Now that's dedication.
The 2nd Circuit and the NY Court of Appeals are in a desperate race to see which one will be first to throw out the ridiculous 34 felony verdict against President Trump.
"A path to dismissing President Trump’s hush money criminal conviction was reopened Thursday after an appeals panel revived his bid to move the case to federal court."
"The panel comprised U.S. Circuit Judge Raymond Lohier and U.S. Circuit Judge Susan Carney, both appointed by former President Obama, and U.S. Circuit Judge Myrna Pérez, an appointee of former President Biden."
The panel ordered District Judge Hellerstein to reconsider Trump's argument that the case should have been removed to Federal Court, because the case involved testimony and evidence about Trump's official acts in office.
The NY Court of Appeals is also considering Trumps appeal on other grounds, including whether or not the Jury needed to reach a unanimous verdict on which predicate offense triggered the upgrading of the case to a felony, rather than a time barred misdemeanor.
"The NY Court of Appeals is also considering Trumps appeal on other grounds, including whether or not the Jury needed to reach a unanimous verdict on which predicate offense triggered the upgrading of the case to a felony, rather than a time barred misdemeanor."
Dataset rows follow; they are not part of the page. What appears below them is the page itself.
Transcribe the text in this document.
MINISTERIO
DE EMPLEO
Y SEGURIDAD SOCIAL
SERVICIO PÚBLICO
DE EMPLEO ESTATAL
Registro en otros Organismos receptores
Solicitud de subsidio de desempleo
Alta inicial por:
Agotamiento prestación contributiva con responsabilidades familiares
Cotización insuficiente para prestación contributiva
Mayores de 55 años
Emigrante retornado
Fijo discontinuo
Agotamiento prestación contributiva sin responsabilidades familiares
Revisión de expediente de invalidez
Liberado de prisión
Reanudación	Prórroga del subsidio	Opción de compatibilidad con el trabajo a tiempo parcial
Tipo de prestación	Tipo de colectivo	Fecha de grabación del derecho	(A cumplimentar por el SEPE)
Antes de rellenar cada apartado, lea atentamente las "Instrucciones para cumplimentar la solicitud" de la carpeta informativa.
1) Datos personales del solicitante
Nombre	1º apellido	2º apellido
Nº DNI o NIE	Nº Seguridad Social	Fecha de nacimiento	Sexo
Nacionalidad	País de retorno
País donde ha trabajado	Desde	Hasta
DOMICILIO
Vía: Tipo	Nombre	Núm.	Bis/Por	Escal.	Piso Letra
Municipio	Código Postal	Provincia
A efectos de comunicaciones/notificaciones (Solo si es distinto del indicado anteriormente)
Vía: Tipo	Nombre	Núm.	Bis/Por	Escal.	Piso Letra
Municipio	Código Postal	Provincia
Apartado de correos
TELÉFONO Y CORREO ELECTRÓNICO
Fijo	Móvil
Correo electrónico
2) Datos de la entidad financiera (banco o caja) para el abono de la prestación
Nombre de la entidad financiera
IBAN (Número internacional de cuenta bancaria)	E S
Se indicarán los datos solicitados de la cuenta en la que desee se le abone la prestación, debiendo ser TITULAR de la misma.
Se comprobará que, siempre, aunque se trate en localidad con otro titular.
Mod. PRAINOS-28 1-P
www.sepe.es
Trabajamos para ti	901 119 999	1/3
Really, Kazinski? When did the Appellate Division of the Supreme Court of the State of New York decide the case?
Ok, lets play the game where someone gets pedantic about the ridiculous naming conventions for NY courts.
I lost.
Sandwich guy was acquitted.
SCOTUS stays the injunction preventing the government from correctly noting some people's sex on their passports.
Normal people might say, "We'll always have Paris".
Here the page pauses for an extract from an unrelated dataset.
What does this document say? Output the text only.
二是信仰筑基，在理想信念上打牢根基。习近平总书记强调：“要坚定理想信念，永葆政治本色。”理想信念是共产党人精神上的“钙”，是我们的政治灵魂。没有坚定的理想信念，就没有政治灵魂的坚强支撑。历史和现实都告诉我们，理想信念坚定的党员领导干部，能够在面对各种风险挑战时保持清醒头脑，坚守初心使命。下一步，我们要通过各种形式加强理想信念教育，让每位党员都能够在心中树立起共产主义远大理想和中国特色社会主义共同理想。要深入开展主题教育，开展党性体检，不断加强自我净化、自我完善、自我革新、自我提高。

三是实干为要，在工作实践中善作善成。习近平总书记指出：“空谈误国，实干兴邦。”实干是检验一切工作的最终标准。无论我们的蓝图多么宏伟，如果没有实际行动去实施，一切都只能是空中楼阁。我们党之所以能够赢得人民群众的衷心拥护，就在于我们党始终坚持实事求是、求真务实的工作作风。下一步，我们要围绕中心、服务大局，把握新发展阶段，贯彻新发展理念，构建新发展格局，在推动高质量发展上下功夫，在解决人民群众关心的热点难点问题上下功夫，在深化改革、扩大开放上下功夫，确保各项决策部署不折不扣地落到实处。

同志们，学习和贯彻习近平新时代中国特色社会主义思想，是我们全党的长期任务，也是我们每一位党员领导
MAGA says, "We'll always have transexuals".
Poor things. It's all they have left.
And they're shocked (shocked!) that normal people no longer care.
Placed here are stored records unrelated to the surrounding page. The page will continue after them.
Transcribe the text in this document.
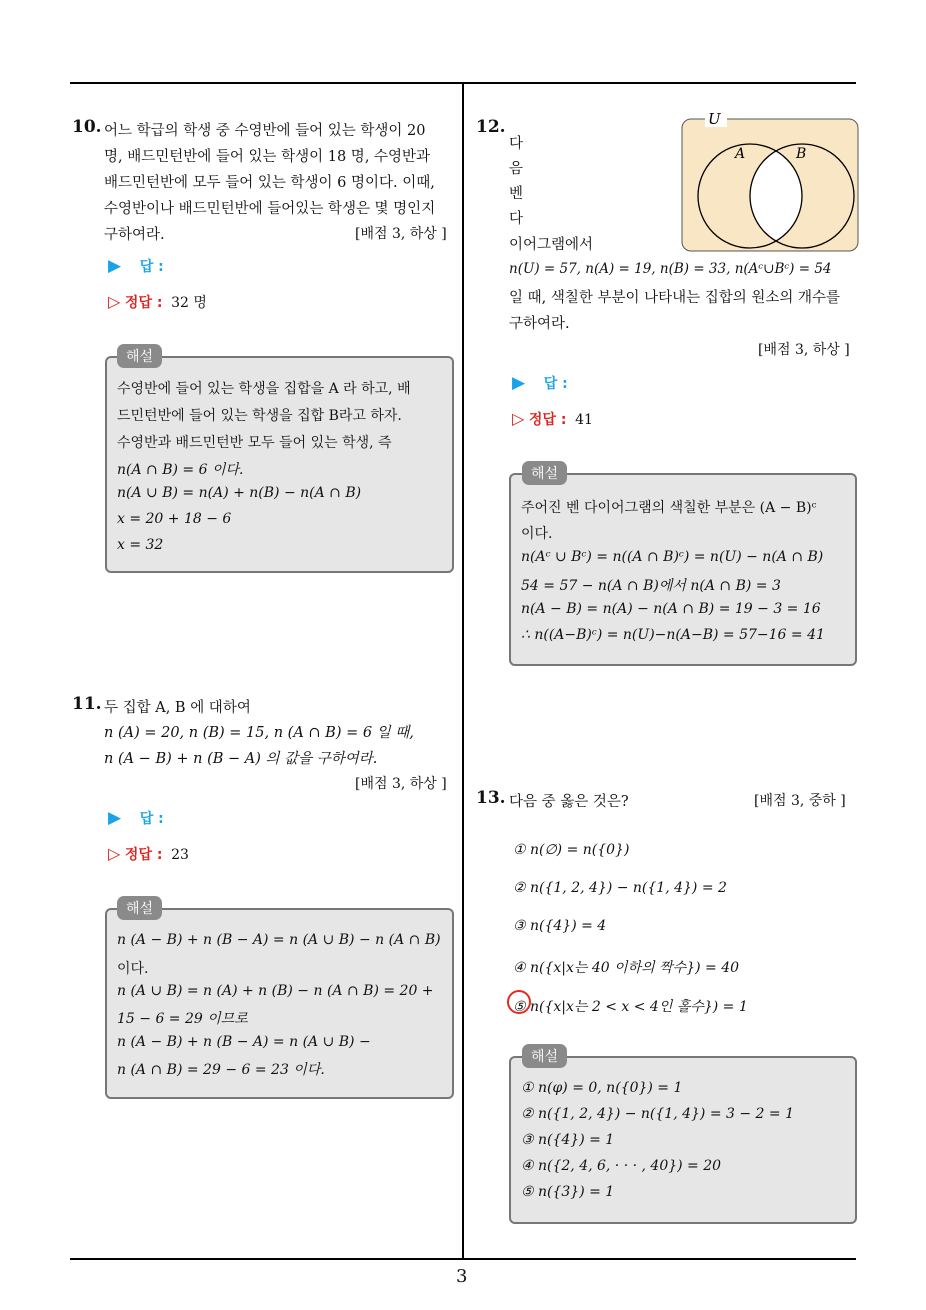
10. 어느 학급의 학생 중 수영반에 들어 있는 학생이 20
명, 배드민턴반에 들어 있는 학생이 18 명, 수영반과
배드민턴반에 모두 들어 있는 학생이 6 명이다. 이때,
수영반이나 배드민턴반에 들어있는 학생은 몇 명인지
구하여라.	[배점 3, 하상 ]
▶ 답 :
▷ 정답 : 32 명
수영반에 들어 있는 학생을 집합을 A 라 하고, 배
드민턴반에 들어 있는 학생을 집합 B라고 하자.
수영반과 배드민턴반 모두 들어 있는 학생, 즉
n(A ∩ B) = 6 이다.
n(A ∪ B) = n(A) + n(B) − n(A ∩ B)
x = 20 + 18 − 6
x = 32
해설
11. 두 집합 A, B 에 대하여
n (A) = 20, n (B) = 15, n (A ∩ B) = 6 일 때,
n (A − B) + n (B − A) 의 값을 구하여라.
[배점 3, 하상 ]
▶ 답 :
▷ 정답 : 23
n (A − B) + n (B − A) = n (A ∪ B) − n (A ∩ B)
이다.
n (A ∪ B) = n (A) + n (B) − n (A ∩ B) = 20 +
15 − 6 = 29 이므로
n (A − B) + n (B − A) = n (A ∪ B) −
n (A ∩ B) = 29 − 6 = 23 이다.
해설
12.
다
음
벤
다
이어그램에서
n(U) = 57, n(A) = 19, n(B) = 33, n(Aᶜ∪Bᶜ) = 54
일 때, 색칠한 부분이 나타내는 집합의 원소의 개수를
구하여라.
U
A	B
[배점 3, 하상 ]
▶ 답 :
▷ 정답 : 41
주어진 벤 다이어그램의 색칠한 부분은 (A − B)ᶜ
이다.
n(Aᶜ ∪ Bᶜ) = n((A ∩ B)ᶜ) = n(U) − n(A ∩ B)
54 = 57 − n(A ∩ B)에서 n(A ∩ B) = 3
n(A − B) = n(A) − n(A ∩ B) = 19 − 3 = 16
∴ n((A−B)ᶜ) = n(U)−n(A−B) = 57−16 = 41
해설
13. 다음 중 옳은 것은?	[배점 3, 중하 ]
① n(∅) = n({0})
② n({1, 2, 4}) − n({1, 4}) = 2
③ n({4}) = 4
④ n({x|x는 40 이하의 짝수}) = 40
⑤ n({x|x는 2 < x < 4인 홀수}) = 1
① n(φ) = 0, n({0}) = 1
② n({1, 2, 4}) − n({1, 4}) = 3 − 2 = 1
③ n({4}) = 1
④ n({2, 4, 6, · · · , 40}) = 20
⑤ n({3}) = 1
해설
3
...and before the day is done:
Happy Pickle Night!
https://thehistorypress.co.uk/article/the-tradition-of-pickle-night/
I find it extremely disappointing that there are no pickles involved in Pickle Night celebrations.
Wasn't Lord Nelson brought back pickled in a barrel of rum?
Yessiree, Trump has a plan! A least ten times since the election results have come in, he's insisted we now have two-dollar gas. To a long term supporter worried about prices. In an interview. Before a cabinet meeting. Apparently it's the single idea bouncing around that empty skull of his - sloshing the mush that's left of his brain.
It sure worked in the cabinet meeting. Vance was seated beside him and gravely nodded his head. But with normal people? Not so much.
Is it bad that I am old enough to remember when predictions of "two dollar gas" were ones of fear that gas would rise so outrageously high to be $2/gallon?
Gas in real dollars is cheaper now than pretty much any time where you remember that.